Porto Alegre: grupo de Santa Catarina arremata por R$ 10 mil o que resta do porto

Consórcio terá direito para explorar a área por 10 anos e promete investimentos de R$ 21 milhões. Foto Arquivo/PortosRS

O Cais Navegantes, o último dos terminais portuários de Porto Alegre capaz de receber embarcações de grande porte, foi arrematado em leilão na Bolsa de Valores de São Paulo, nesta sexta-feira, 27 de fevereiro de 2026.

Com um lance de R$ 10 mil, o Consórcio Portos do Sul, de Santa Catarina, ganhou o direito para explorar a área de 22 mil metros quadrados, por 10 anos, período em que deverá realizar investimentos de R$ 21,13 milhões. Será a primeira operação estruturada da empresa nesse modelo de arrendamento. O início das operações está marcado para ainda este ano. O projeto prevê dois novos armazéns, além de obras de pavimentação, drenagem, iluminação e cercamento.

Fortemente atingido pela enchente de 2024, o Cais Navegantes retomou operações em janeiro de 2026, quando voltou a receber navios de longo curso (internacionais) e foi autorizado a navegação noturna, algo suspenso há décadas.

Segundo o governo do Estado, foram investidos de R$ 40 milhões, recursos do Fundo de Reconstrução (federal), para reparar os danos causados pela enchente.

As cargas que movimenta são, principalmente, fertilizantes, sal, grãos vegetais e transformadores. 

O leilão do Cais Navegantes foi promovido pelo Ministério de Portos e Aeroportos e a Agência Nacional de Transportes Aquaviários (Antaq).

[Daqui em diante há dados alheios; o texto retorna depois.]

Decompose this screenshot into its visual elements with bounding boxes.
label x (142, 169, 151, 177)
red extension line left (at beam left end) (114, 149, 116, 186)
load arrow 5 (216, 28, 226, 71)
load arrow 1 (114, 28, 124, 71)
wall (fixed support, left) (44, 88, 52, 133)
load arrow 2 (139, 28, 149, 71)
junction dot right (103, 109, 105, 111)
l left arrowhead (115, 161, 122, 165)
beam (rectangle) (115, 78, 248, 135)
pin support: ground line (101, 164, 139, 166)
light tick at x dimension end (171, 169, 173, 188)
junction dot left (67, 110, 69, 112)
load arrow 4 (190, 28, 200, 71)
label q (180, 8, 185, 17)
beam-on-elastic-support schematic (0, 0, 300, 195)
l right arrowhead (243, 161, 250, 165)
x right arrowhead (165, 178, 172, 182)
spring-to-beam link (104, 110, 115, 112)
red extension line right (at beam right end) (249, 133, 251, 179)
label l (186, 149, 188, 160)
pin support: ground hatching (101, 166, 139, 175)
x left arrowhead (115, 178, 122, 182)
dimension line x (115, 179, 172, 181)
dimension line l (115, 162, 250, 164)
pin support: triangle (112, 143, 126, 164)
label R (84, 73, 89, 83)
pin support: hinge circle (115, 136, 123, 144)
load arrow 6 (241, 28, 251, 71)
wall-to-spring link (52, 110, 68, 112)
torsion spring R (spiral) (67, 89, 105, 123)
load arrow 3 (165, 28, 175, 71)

Para o presidente da Portos-RS, Cristiano Klinger, o arrendamento “reforça a confiança da iniciativa privada e marca mais um passo na reconstrução e fortalecimento da atividade portuária da capital”.

A região portuária de Porto Alegre é dividida em três áreas – o Cais Navegantes, ao norte; o Cais Mauá, no centro da cidade, com 3,2 km de extensão, e que está desativado e abandonado há mais de 30 anos; e o Cais Marcílio Dias, o menor, reduzido a atividades logísticas e de apoio.

O que restou, na prática, foi uma separação clara: o Navegantes ficou com a economia e a logística, enquanto o Mauá espera se tornar o “cartão postal” da cidade a partir de um projeto de remodelação com recursos privados.

O cais Marcílio Dias concentra a navegação interior, com embarcações de pequeno e médio porte, para transporte de areia principalmente. O trecho, entre o Mauá e o Navegantes, serve como área de apoio e possui uma rampa pública para acesso de embarcações.

Um “pilar do desenvolvimento”

O porto de Porto Alegre já foi considerado “um dos pilares do desenvolvimento do Rio Grande do Sul”.

Começou a ser construído em 1910, com o início das operações em 1º de agosto de 1921. Era, então, o maior porto fluvial do país.

O crescimento seguiu ao longo dos anos com as inaugurações do Cais Navegantes, em 1949, e do Cais Marcílio Dias, em 1956. A conclusão da estrutura como se conhece hoje aconteceu em 1962.

A partir de 2005, as operações foram concentradas no Cais Navegantes, uma decisão que permitiu a ampliação das atividades e a aquisição de novos e modernos equipamentos.

No primeiro semestre de 2023, o cais público porto-alegrense movimentou 375.697 toneladas. Entre os maiores fretes estavam fertilizantes, trigo, cevada, sebo bovino, sal.

Nesse período, o Porto recebeu 66 embarcações, transportando produtos vindos do Egito, da China, de Marrocos, da Arábia Saudita, entre outros.

Com a enchente de 2024, ele ficou desativado, retomando atividades no início de 2026.